I admit, I was a fan of the old original Star Trek series. William Shatner has been kidded for years for his acting in it but he has always survived in the world of show business.
At 80 years old, he keeps on going.
I have never read either of the 2 books he wrote previously about his life, Star Trek Memories or Up Till Now: The Autobiography, but this one, Shatner Rules, interested me.
"You love William Shatner.
You admire his many and varied talents.
You appreciate his creativity and willingness to take risks.
You want to learn his master negotiation techniques.
You wish you could hang out with him.
Admit it. You want to BE William Shatner.
And now...you can (almost).
This collection of rules, illustrated with stories from Bill's illustrious life and career, will show you how Bill became WILLIAM SHATNER, larger than life and bigger than any role he ever played. Shatner Rules is your guide to becoming William Shatner. Or more accurately, beautifully Shatneresque.
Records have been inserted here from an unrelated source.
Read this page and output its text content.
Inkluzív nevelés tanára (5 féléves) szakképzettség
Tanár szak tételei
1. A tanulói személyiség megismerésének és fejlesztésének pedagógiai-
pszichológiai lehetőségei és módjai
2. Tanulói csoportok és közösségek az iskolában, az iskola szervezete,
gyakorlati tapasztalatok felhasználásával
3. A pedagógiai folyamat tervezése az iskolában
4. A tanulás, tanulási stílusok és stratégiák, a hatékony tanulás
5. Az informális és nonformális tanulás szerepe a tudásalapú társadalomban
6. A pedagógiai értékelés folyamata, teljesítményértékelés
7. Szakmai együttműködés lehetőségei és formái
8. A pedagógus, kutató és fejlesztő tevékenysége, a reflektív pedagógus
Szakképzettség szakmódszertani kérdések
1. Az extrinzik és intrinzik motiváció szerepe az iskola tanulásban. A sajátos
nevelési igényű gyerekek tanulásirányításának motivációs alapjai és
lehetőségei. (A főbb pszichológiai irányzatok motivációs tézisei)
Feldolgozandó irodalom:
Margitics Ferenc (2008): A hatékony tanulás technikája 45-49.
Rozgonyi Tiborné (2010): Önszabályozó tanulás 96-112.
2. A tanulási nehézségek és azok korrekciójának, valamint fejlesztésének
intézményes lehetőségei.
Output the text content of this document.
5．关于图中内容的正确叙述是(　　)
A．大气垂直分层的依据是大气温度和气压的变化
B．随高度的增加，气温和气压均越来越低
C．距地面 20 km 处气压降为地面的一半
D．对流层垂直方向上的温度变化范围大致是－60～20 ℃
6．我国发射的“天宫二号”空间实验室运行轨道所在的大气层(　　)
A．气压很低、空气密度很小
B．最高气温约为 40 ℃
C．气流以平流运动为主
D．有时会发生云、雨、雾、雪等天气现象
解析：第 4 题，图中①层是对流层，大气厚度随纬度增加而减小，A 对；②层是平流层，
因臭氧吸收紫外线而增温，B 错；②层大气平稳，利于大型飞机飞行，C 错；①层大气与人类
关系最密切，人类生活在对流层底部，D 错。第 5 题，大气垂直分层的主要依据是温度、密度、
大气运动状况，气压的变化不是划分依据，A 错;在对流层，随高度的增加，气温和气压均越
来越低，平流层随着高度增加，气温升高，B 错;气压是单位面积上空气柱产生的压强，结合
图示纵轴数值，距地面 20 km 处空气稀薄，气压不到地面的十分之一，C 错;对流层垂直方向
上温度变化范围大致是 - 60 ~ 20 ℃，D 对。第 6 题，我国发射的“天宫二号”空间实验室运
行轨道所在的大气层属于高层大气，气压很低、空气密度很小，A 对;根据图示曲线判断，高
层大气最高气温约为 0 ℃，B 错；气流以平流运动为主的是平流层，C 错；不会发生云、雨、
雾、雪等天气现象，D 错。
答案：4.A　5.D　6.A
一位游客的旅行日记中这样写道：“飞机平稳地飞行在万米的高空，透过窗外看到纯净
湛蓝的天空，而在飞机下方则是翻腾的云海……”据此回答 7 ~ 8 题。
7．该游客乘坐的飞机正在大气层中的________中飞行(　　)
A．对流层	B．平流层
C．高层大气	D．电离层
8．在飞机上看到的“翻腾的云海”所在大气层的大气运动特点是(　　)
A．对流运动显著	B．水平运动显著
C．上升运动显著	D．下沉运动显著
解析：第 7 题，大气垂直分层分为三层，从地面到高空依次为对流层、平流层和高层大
Because let's face it...Shatner does rule, doesn't he?"
It is a fun tongue-in-cheek book about the rules to live life as he has. He explains that there are two Shatners, the public, somewhat pompous one and the private one where he can truly be himself.
The book is full of antidotes and stories about his life, divided into the different rules to being Shatner such as "Rule: Always Have a Spare Set of Underwear on" or "Rule: Don't Trust the Facebook" (hilarious story).
Sometimes, many times, he wanders off topic. In sections, he is a little pompous but the book is very enjoyable.
The first chapter is "Rule: Say Yes". It was a funny chapter and a very true rule.
"Yes" means opportunity. "Yes" makes the dots in your life appear. And if you're willing and open, you can connect these dots. The lines you make with those dots always lead to interesting places. "No" closes doors. "Yes" kicks them right open.
He does show throughout the book how saying yes to questionable projects, (his first singing album) paid off for him in the future. It is also a funny chapter.
I also really enjoyed "Fourth Rule for Turning 80: Get Out of Bed". George Burns used to say the same thing. This is a more serious chapter about being 80 and how he is facing the fact of his own mortality. "When I woke up on my 80th birthday, I felt that life might be over soon. That was terrifying."
I also love how he is proudly Canadian throughout the book and devotes a full chapter to that "Rule: Remember Where you Came from ... Eh?" Another great chapter. Heck, they all are!
A fun easy to read book that I quite enjoyed. A must read for any fan!